Friday, June 5, 2009

Islam and slavery in Medieval Europe

Muslim slave traders


The Islamic World was also a main factor in Medieval European slavery. From the early 700s until the early Modern time period (rough the 18th or 19th centuries) Muslims consistently took European slaves.
This slavery began during the Muslim Conquest of Visigothic Spain and Portugal in the 8th century.
The Muslim powers of Iberia both raided for slaves and purchased slaves from European merchants, often the Jewish Radhanites, one of the few groups that could easily move between the Christian and Islamic worlds.
As the Muslims failed to conquer Europe in the 8th century they took to pirate raids against the shores of Spain, southern Portugal and France, and Italy, that would last roughly from the 9th century until the 12th century, when the Italian city-states of Genoa, Venice, and Pisa, along with the Spanish kingdoms of Aragon and Castile, as well as the Sicilian Normans, began to dominate the Mediterranean.
The Middle Ages from 1100 to 1500 saw a continuation of the European slave trade, though with a shift from the Western Mediterranean Islamic nations to the Eastern, as Venice and Genoa, in firm control of the Eastern Mediterranean from the 12th century and the Black Sea from the 13th century sold both Slavic and Baltic slaves, as well as Georgians, Turks, and other ethnic groups of the Black Sea and Caucasus, to the Muslim nations of the Middle East.

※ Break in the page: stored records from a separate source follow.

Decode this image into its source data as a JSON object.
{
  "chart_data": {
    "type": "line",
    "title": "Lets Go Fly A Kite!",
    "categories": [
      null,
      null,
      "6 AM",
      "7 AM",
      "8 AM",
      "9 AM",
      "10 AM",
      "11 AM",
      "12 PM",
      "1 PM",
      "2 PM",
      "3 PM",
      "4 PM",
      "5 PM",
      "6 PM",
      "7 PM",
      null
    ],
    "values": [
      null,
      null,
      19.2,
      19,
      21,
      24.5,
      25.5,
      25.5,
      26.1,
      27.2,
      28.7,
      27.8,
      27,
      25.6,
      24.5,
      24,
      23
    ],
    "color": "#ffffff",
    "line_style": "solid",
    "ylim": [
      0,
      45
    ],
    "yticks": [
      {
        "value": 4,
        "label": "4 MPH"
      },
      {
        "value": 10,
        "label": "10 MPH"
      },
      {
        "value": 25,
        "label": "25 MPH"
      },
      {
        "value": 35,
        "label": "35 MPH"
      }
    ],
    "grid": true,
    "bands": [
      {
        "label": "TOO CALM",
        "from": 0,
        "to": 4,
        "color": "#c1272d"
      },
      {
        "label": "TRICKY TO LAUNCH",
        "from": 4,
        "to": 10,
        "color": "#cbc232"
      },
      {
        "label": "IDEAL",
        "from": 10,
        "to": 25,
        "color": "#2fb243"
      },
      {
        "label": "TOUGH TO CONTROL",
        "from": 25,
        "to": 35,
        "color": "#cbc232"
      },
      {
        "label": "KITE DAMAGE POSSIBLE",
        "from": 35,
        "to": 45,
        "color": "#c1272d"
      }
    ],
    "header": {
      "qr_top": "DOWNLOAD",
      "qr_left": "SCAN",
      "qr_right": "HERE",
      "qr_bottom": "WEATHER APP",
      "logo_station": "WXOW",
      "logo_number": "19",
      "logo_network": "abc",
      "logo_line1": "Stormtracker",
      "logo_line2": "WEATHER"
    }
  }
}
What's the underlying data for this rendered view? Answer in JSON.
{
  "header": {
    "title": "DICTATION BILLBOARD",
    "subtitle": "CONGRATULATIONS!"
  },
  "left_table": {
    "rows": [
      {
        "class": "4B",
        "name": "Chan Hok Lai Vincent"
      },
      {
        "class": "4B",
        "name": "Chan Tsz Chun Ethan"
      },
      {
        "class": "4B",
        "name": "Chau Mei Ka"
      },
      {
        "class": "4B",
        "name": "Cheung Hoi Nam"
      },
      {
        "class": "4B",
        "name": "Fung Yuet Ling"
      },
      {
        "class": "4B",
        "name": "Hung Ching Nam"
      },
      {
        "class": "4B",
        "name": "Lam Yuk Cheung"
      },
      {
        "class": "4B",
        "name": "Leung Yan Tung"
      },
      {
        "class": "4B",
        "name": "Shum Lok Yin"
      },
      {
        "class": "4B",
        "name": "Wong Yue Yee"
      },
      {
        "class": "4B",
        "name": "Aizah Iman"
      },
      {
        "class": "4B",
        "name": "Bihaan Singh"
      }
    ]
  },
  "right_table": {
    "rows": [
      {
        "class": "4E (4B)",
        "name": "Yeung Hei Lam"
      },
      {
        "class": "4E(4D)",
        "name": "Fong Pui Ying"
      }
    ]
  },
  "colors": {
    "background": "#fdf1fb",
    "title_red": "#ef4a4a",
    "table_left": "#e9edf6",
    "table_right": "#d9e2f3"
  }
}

The sale of European slaves by Europeans slowly ended as the Slavic and Baltic ethnic groups Christianized by the Late Middle Ages.

European slaves in the Islamic World would, however, continue into the Modern time period as Muslim pirates, primarily Algerians, with the support of the Ottoman Empire, raided European coasts and shipping from the 16th to the 19th centuries, ending their attacks with the naval decline of the Ottoman Empire in the late 16th and 17th centuries, as well as the European conquest of North Africa throughout the 19th century.